Fermented from fruit, cider contains no gluten to exacerbate health problems. Lost Boy will operate as a “farm winery,” rather than brewery.

Wright prepared for his new career by studying at the Cornell Viticulture Center and Oregon State University’s school for cider and production. He’s acquired a 6,000-square-foot space in a warehouse-style building at 317 Hooffs Run Drive; it’s a little over a half-mile hike from both the King Street and Eisenhower Avenue Metro stations. He’s outfitting it with three 60-barrel tanks and three 15-barrel tanks fashioned by Vance Metal Fabricators. Custom blends of juice will be trucked in via tanker truck.
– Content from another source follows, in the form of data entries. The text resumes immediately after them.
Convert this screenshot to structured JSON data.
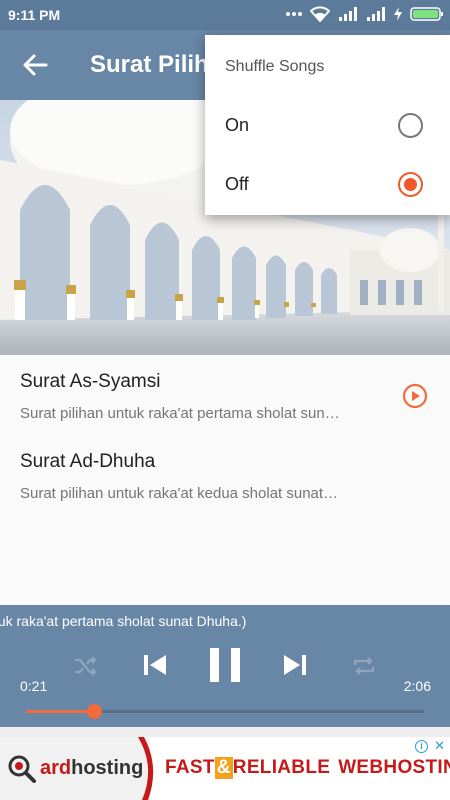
{
  "status_bar": {
    "time": "9:11 PM"
  },
  "app_bar": {
    "title": "Surat Pilihan"
  },
  "hero": {
    "description_icon": "mosque-photo"
  },
  "songs": [
    {
      "title": "Surat As-Syamsi",
      "subtitle": "Surat pilihan untuk raka'at pertama sholat sun…",
      "playing": true
    },
    {
      "title": "Surat Ad-Dhuha",
      "subtitle": "Surat pilihan untuk raka'at kedua sholat sunat…",
      "playing": false
    }
  ],
  "player": {
    "marquee": "ihan untuk raka'at pertama sholat sunat Dhuha.)",
    "elapsed": "0:21",
    "duration": "2:06",
    "progress": 0.17,
    "shuffle_enabled": false,
    "repeat_enabled": false,
    "accent_color": "#f26b3a"
  },
  "ad": {
    "logo_prefix": "ard",
    "logo_suffix": "hosting",
    "text_fast": "FAST",
    "text_amp": "&",
    "text_reliable": "RELIABLE",
    "text_webhosting": "WEBHOSTING",
    "info_glyph": "i",
    "close_glyph": "✕"
  },
  "popup": {
    "title": "Shuffle Songs",
    "options": [
      {
        "label": "On",
        "selected": false
      },
      {
        "label": "Off",
        "selected": true
      }
    ]
  }
}
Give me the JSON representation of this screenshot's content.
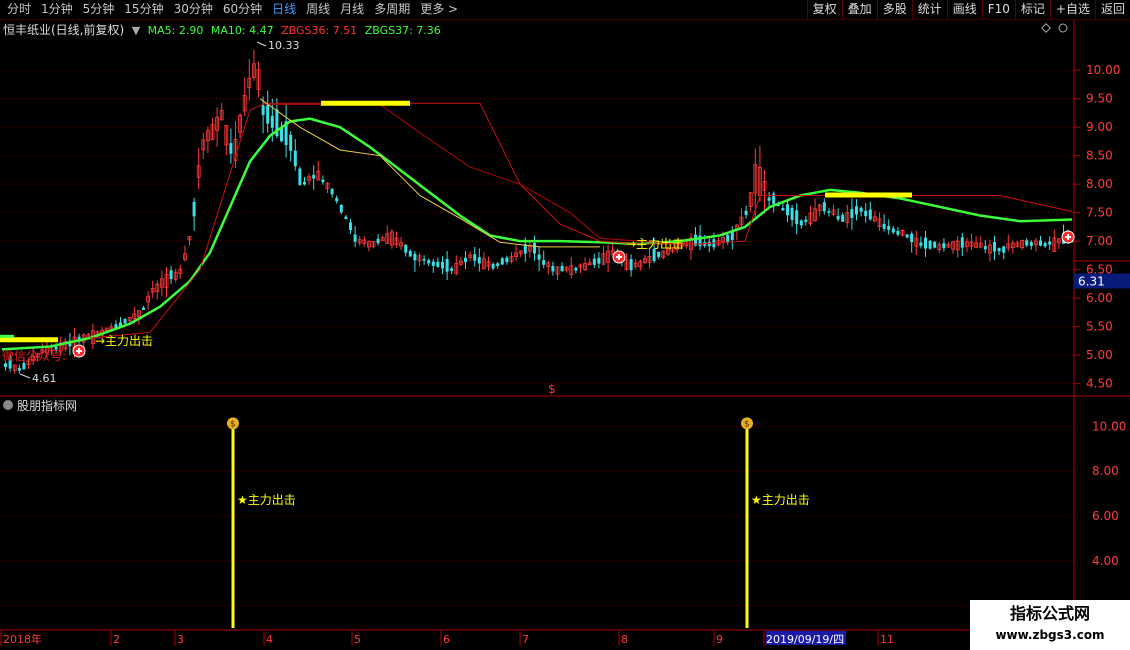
{
  "toolbar": {
    "tabs": [
      "分时",
      "1分钟",
      "5分钟",
      "15分钟",
      "30分钟",
      "60分钟",
      "日线",
      "周线",
      "月线",
      "多周期",
      "更多 >"
    ],
    "active_tab": "日线",
    "tools": [
      "复权",
      "叠加",
      "多股",
      "统计",
      "画线",
      "F10",
      "标记",
      "+自选",
      "返回"
    ]
  },
  "info": {
    "stock": "恒丰纸业(日线,前复权)",
    "ma5": "MA5: 2.90",
    "ma10": "MA10: 4.47",
    "zbgs36": "ZBGS36: 7.51",
    "zbgs37": "ZBGS37: 7.36"
  },
  "colors": {
    "ma5": "#ffffff",
    "zbgs36": "#ff3030",
    "zbgs37": "#3cff3c",
    "label_green": "#3cff3c",
    "up": "#ff3a3a",
    "down": "#38e0e8",
    "yellow": "#ffff00"
  },
  "main_labels": {
    "high": "10.33",
    "low": "4.61",
    "signal": "主力出击",
    "current_price": "6.31",
    "weixin": "微信公众号:",
    "dollar": "$"
  },
  "sub_panel": {
    "title": "股朋指标网",
    "signal": "★主力出击"
  },
  "x_labels": [
    "2018年",
    "2",
    "3",
    "4",
    "5",
    "6",
    "7",
    "8",
    "9",
    "2019/09/19/四",
    "11"
  ],
  "watermark": {
    "line1": "指标公式网",
    "line2": "www.zbgs3.com"
  },
  "chart_data": [
    {
      "type": "candlestick",
      "title": "恒丰纸业(日线,前复权)",
      "ylim": [
        4.3,
        10.6
      ],
      "y_ticks": [
        4.5,
        5.0,
        5.5,
        6.0,
        6.5,
        7.0,
        7.5,
        8.0,
        8.5,
        9.0,
        9.5,
        10.0
      ],
      "high": 10.33,
      "low": 4.61,
      "current": 6.31,
      "series": [
        {
          "name": "MA5",
          "value": 2.9
        },
        {
          "name": "MA10",
          "value": 4.47
        },
        {
          "name": "ZBGS36",
          "value": 7.51
        },
        {
          "name": "ZBGS37",
          "value": 7.36
        }
      ],
      "annotations": [
        "主力出击",
        "主力出击"
      ]
    },
    {
      "type": "bar",
      "title": "股朋指标网",
      "ylim": [
        1,
        11
      ],
      "y_ticks": [
        2.0,
        4.0,
        6.0,
        8.0,
        10.0
      ],
      "signals": [
        {
          "label": "★主力出击",
          "value": 10
        },
        {
          "label": "★主力出击",
          "value": 10
        }
      ]
    }
  ]
}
Wright will also maintain a small Speidel press for juicing apples that he harvests from eight trees he’s planted on the premises.

Wright would like to wean his customers off the sugary sweet ciders that dominate the U.S. market, but he realizes that “you can’t force people to try a cider they’re not ready for.” His flagship will be an off-dry cider called Comeback Kid, made with York, Pippin and Granny Smith apples as well as “a secret heirloom varietal” chosen to add tannin and to raise the pH of the blend. He’ll package the cider in 12-ounce cans using a mobile canner.

Lost Boy will operate a 2,000-square-foot tasting room with 12 taps for experimental draft-only ciders. Wright promises a blackberry rhubarb dry cider and a dry-hopped pineapple cider. He’s also been acquiring red wine barrels from King Family Vineyards in Crozet, Va. for a line of oak-aged ciders. These will be offered exclusively in 750-milliliter bottles to customers who sign up for his Explorers Club.

Running an urban rather than orchard-based cidery, Wright believes that he has a special obligation to educate millennials, who form the core (pun intended) of cider’s growing constituency, about the state’s rich agricultural history. “Virginia’s apple-growing scene has not been highlighted the way it should be. Washington and Jefferson planted and cultivated the original old-growth trees.”

(Indeed, according to the website of the Virginia Association of Cider Makers, Jefferson harvested 18 varieties of apple at Monticello, relying on two of those strains – Hewes’ Crabapple and Taliaferro – for making cider. Wright plans to make a varietal from the Hewes Crabapple, a once-common strain used to add an acidic bite to ciders.)

Wright will source all his apples from Virginia, 90% from the Shenandoah Valley. He’s leasing 16 acres from the Glaize family of Winchester, fourth-generation apple growers who’ve installed a press and are now offering custom blends of ten cider varietals, including (as stated on their website) “rare Virginian and European bitter-sweets.”

Target opening date for Lost Boy is May 15. The recent government shutdown, Wright states, was “really scary,” with a backlog of license applications piling up at the federal Tax and Trade Bureau. And yet, 48 hours after the shutdown ended on Jan. 25, he received a note stating that the government had granted his request.

“Michelle McGrath [executive director of the United States Association of Cider Makers] said we probably got the first permit for a cidery since the government reopened.”

Whether you ascribe that to fate or sheer luck, it’s a windfall for northern Virginia cider fans.